A memo published by the Senate’s Permanent Subcommittee on Investigations casts doubt on the extent of the company’s operations in the likes of Singapore and Ireland, all but accusing them of using those operations simply to avoid paying tax in the US.

The committee said Microsoft had moved about $21 billion (€16.1 billion) – half of its US sales revenue – to its overseas arms between 2009 and 2011, finding that the software giant had cut about $6.5 billion off its worldwide tax bill in doing so.

Committee chairman Carl Levin, a Democrat, said Microsoft Ireland had paid $2.8 billion to its US parent company last year in exchange for the licence to use its intellectual property, but had taken in $9 billion in exchange.

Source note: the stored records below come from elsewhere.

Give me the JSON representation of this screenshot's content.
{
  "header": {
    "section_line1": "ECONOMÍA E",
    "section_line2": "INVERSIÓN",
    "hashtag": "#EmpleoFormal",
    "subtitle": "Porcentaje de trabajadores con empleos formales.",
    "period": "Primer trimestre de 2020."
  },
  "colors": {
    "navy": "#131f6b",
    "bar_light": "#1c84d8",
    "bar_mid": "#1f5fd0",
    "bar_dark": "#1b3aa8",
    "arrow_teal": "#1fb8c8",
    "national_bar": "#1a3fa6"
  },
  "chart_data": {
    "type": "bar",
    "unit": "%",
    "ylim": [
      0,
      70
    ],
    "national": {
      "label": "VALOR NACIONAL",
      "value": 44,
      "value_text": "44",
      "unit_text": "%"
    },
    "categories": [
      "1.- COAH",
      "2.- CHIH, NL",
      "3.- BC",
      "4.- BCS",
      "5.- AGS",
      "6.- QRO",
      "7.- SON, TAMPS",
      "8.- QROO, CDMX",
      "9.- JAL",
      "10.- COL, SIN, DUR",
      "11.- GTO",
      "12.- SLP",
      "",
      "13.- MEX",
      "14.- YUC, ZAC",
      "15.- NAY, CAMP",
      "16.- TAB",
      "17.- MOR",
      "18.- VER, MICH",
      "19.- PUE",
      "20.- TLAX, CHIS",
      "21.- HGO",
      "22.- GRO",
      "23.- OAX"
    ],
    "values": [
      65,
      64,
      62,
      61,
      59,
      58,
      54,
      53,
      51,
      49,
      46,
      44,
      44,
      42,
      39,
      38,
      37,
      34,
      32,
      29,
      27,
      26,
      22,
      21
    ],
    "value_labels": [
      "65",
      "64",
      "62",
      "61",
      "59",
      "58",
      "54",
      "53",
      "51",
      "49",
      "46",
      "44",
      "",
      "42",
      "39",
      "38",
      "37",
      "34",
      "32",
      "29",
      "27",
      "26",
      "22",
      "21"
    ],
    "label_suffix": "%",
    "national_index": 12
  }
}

A similar arrangement in Singapore – where Microsoft Singapore paid $1.2 billion to licence intellectual property, but made $3 billion in doing so – meant that between the two countries, Microsoft had shifted $8 billion in income to its overseas subsidiaries.

“Yet, over 85 per cent of Microsoft’s research and development is conducted in the United States,” Levin said.

Microsoft vice-president Bill Sample told the committee that Microsoft complied with tax rules in each jurisdiction it operated in, but argued that the US tax code needed to be simplified if the US was to stop losing tax income to overseas rivals.

“These rules all too often provide a disincentive for US investment. The US now has the highest corporate tax rate among OECD countries and, unlike our major trading partners, taxes the worldwide income of its domestic corporations,” he testified.

Microsoft’s Irish subsidiary, Microsoft Ireland Operations Ltd, paid €76.5 million in corporation tax for the 2011 year, having turned an operating profit of €557 million – slightly above the headline corporate tax rate of 12.5 per cent.

Microsoft employs about 1,200 full-time staff and 700 full-time contractors at its base in Sandyford. The Irish company sells Microsoft software – including the Windows operating system – in over 100 countries worldwide.